Last week, the United States Department of Labor (DOL) issued its much-anticipated proposed rule to update overtime eligibility under the federal Fair Labor Standards Act (FLSA). The proposed rule would raise the salary threshold for exemption from the current $455 per week ($23,660 annually) to $679 per week ($35,308 annually). The DOL estimates that this change will make approximately one million more workers eligible for overtime.
Under the FLSA, an employee is generally exempt from receiving overtime pay for hours worked over forty hours in a workweek if the following requirements are satisfied:
“(1) the employee must be paid a predetermined and fixed salary that is not subject to reduction because of variations in the quality or quantity of work performed (“salary basis test”);
(2) the amount of salary paid must meet a minimum specified amount (“salary level test”); and
(3) the employee’s job duties must primarily involve executive, administrative, or professional duties as defined by the regulations (“duties test”).”1
The salary level threshold has not been updated since 2004. Under the Obama administration, the DOL issued a final rule in 2016 that would have raised the salary level threshold to approximately $47,000 annually. That rule was invalidated by the federal district court for the Eastern District of Texas. An appeal of the district court’s decision has been held in abeyance pending further rulemaking by the DOL. The DOL now states that it proposes to rescind formally the 2016 rule and apply the same methodology that was used to set the 2004 salary level to current data in setting the new salary level. “The 2004 final rule set the standard salary level at approximately the 20th percentile of earnings of full-time salaried workers in the lowest-wage census region (then and now the South), and in the retail sector. This proposed rule would do the same.”2
In addition to raising the standard salary level threshold, the proposed rule would also:
- raise the total annual compensation level for exemption as “highly compensated employee” from the current $100,000 per year to $147,414 per year, and
- allow employers to use nondiscretionary bonuses and incentive payments (including commissions) to satisfy up to 10 percent of the standard salary level, provided the payments are made on an annual or more frequent basis.

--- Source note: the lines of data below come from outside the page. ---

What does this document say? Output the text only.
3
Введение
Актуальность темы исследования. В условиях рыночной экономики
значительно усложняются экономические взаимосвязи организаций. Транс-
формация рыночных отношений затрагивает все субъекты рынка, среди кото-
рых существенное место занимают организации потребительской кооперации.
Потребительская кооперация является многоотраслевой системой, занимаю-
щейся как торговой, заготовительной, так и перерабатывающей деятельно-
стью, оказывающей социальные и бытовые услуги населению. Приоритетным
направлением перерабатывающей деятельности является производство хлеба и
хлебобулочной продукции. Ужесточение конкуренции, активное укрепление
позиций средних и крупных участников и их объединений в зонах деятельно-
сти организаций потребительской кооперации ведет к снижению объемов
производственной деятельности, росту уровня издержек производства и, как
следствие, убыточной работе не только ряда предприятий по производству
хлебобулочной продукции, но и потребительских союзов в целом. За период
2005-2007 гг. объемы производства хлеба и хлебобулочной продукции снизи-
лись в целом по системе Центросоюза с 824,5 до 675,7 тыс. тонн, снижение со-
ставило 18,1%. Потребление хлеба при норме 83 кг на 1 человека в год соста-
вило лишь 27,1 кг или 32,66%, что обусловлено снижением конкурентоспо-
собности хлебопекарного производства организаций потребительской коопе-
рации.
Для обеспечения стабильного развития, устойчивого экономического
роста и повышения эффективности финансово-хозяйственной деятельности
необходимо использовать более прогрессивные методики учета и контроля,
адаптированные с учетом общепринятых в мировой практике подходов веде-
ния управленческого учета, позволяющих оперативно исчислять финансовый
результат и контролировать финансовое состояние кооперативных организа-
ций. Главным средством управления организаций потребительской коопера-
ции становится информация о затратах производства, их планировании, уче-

Contrary to the rule proposed by the Obama administration, there would not be automatic increases in the salary level threshold; rather the DOL is asking for public comment on its proposal to have periodic updates that would require “notice-and-consent” rulemaking. Notably, the proposed rule would make no change in the “duties test.”
The proposed rule will be published in the Federal Register, likely within the next several days. The public will have 60 days from the date of that publication to provide comments on the proposed rule to the DOL. The DOL will then consider those comments, make possible revisions in the proposed rule, and issue a final rule. Any changes for employers and employees will not take effect until issuance of a final rule.

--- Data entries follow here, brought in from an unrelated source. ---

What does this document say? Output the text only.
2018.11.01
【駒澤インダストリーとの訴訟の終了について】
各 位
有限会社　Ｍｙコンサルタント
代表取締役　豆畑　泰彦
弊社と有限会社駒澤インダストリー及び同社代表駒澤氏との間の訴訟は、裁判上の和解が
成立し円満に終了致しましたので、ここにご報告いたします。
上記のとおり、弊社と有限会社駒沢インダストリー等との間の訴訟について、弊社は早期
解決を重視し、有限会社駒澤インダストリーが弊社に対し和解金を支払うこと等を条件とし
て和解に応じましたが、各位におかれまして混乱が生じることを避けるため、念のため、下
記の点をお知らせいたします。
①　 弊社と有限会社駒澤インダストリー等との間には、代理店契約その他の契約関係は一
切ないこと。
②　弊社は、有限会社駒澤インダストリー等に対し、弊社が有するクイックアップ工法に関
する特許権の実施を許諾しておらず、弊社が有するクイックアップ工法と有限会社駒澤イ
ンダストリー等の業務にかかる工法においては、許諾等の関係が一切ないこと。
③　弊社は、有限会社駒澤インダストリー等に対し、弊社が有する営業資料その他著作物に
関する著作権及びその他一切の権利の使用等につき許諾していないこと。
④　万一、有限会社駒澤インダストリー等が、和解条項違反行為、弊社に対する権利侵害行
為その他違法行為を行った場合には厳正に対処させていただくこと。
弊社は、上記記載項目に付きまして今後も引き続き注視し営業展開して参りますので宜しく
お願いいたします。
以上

Again, the DOL anticipates that approximately one million employees who currently earn more than $455 per week, but less than the proposed salary level of $679, could become eligible for overtime once the proposed rule becomes final. The DOL noted that, “Employers may opt to raise salary levels, reorganize workloads, or spread work hours in order to avoid payment of overtime pay.”3 Employers should review their current classification of employees as exempt or non-exempt from overtime and determine whether the increase in the salary level may require changes in that classification.
2 Defining and Delimiting the Exemptions for Executive, Administrative, Professional, Outside Sales and Computer Employees, ___ Fed. Reg. ___ (proposed March 7, 2019) (to be codified at 29 C.F.R. pt. 541 (Proposed Rule), p.8.